Re: How to get started with PIC?
« Reply #16 on: February 04, 2012, 05:09:19 PM »
Do NOT use the pic16f84!  ;) ;)

I guess reasons to use it are that there is a lot already written for it, and there aren't many features which makes it a bit easier to use. But the 16f628a and 16f88 are better in every way, and cheaper too! But still, the code is very similar, so if you want to learn something, you can port something written on the f84 to f88 fairly easily.

http://www.finitesite.com/d3jsys/16F88.html

Good luck! The rest of the advice here seems pretty sound. I'd also recommend a pickit2 and mplab. After trying mplab X for a while, I still prefer 8.

DavenPaget

Re: How to get started with PIC?
« Reply #17 on: February 18, 2012, 01:43:33 PM »
Guys , i just got my MPLAB USB Starter Kit for the PIC24E series from Element14's RoadTest program for free ...  :icon_redface:
Time for some 16bit PIC fun !

Some good , cheap , epic chips i found on E14
PIC16F724 - 40DIP Good , 36 I/O's but only 2 PWM channels and 20MHz
PIC16F1933 - 28SDIP/SOIC 25 I/O's but 5 PWM channels and 32MHz
Both have 7 KB of Flash and 4kBytes of Program Memory but 724 has only 192Bytes of RAM and 1933 has 256Bytes of RAM+EEPROM
Not a problem in any case , they are ok .
Since the 724 only costs $SGD0.61/pc at 1+ quantities , it's basically a STEAL .
Hiatus

DavenPaget

Re: How to get started with PIC?
« Reply #18 on: February 18, 2012, 01:46:55 PM »
Do NOT use the pic16f84!  ;) ;)

I guess reasons to use it are that there is a lot already written for it, and there aren't many features which makes it a bit easier to use. But the 16f628a and 16f88 are better in every way, and cheaper too! But still, the code is very similar, so if you want to learn something, you can port something written on the f84 to f88 fairly easily.
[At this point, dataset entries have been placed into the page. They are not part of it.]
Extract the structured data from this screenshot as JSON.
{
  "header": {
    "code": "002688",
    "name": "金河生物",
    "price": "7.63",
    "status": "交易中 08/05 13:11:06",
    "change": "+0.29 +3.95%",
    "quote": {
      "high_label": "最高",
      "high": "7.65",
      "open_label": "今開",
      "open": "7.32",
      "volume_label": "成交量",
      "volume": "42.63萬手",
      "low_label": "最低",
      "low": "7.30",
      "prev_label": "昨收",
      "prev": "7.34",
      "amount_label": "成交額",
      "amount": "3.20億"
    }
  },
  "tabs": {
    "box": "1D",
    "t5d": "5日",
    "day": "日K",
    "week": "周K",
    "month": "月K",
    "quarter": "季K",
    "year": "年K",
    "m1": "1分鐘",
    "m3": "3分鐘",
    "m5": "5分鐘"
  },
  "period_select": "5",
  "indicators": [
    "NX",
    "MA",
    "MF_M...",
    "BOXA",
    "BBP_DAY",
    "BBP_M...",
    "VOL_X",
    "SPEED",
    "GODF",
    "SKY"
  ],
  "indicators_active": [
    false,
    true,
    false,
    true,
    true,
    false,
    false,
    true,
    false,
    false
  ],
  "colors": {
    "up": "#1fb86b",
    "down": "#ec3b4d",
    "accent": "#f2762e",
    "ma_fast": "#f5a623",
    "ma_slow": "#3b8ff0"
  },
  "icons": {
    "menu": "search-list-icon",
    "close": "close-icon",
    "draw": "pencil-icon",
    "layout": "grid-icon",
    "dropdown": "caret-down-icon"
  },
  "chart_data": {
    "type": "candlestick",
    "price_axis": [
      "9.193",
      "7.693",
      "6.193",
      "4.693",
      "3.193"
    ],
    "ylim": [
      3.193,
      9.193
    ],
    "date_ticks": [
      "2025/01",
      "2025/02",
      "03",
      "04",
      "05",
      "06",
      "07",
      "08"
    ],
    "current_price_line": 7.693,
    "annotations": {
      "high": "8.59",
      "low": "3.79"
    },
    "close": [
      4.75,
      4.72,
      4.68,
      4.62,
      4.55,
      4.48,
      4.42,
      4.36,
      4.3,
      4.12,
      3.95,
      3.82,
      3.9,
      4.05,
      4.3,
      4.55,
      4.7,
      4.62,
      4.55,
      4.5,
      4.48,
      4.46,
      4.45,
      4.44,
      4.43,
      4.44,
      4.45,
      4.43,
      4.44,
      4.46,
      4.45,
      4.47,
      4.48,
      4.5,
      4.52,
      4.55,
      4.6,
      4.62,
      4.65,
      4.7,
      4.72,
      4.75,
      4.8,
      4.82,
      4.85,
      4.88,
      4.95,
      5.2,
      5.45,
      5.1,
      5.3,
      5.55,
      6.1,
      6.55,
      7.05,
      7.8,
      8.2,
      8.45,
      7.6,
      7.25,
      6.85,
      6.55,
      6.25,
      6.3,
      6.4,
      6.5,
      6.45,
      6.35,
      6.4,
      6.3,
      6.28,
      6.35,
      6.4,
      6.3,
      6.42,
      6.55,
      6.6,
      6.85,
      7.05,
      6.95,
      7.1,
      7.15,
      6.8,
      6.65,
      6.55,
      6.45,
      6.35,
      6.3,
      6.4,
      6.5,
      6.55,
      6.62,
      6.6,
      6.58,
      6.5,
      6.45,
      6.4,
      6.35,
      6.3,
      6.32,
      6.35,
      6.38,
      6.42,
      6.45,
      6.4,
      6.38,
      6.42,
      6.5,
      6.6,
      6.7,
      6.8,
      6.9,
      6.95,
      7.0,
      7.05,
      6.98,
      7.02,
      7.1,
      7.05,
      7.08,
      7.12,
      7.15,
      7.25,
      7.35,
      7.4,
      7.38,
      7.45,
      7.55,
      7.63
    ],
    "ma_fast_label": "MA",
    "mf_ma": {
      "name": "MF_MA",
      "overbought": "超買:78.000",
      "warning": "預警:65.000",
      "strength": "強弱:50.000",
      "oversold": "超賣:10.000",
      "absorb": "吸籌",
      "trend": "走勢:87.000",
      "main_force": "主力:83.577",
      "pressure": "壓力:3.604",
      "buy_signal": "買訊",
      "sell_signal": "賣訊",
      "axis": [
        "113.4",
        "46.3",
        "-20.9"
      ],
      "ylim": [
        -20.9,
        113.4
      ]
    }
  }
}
http://www.finitesite.com/d3jsys/16F88.html

Good luck! The rest of the advice here seems pretty sound. I'd also recommend a pickit2 and mplab. After trying mplab X for a while, I still prefer 8.
Yep , even now the F88 is obsolete .
I just wrote up some chips which are cheaper and better , but i'm not sure if they will run the same code
MPLAB is better honestly , MPLAB X is SLOW but i can tell it's Eclipse-based like Netbeans ( that's a java compiler ! ) and Atollic Truestudio .
Hiatus

Gurner

Re: How to get started with PIC?
« Reply #19 on: February 25, 2012, 06:52:20 PM »
There's a lot to be said with startiung on a low end basic PIC...else you'll be swamped with the huge amount of new info to take in setting up all the peripherals.

My preferred PIC of choice nowadays is a 16F1828 (it's chocka with stuff for just a quid), but I wouldn't recommend it to a beginner ....when I started learning this stuff a couple of years ago the starter kit came bundled with a PIC16f690 which was peripheral rich, but an absolute bar steward as a starter PIC! (and hampered me no end), So perhaps start with a lowly PIC...wrap your head around what they're doing with all the registers & then gear up & start getting into some funky more powerful PICs.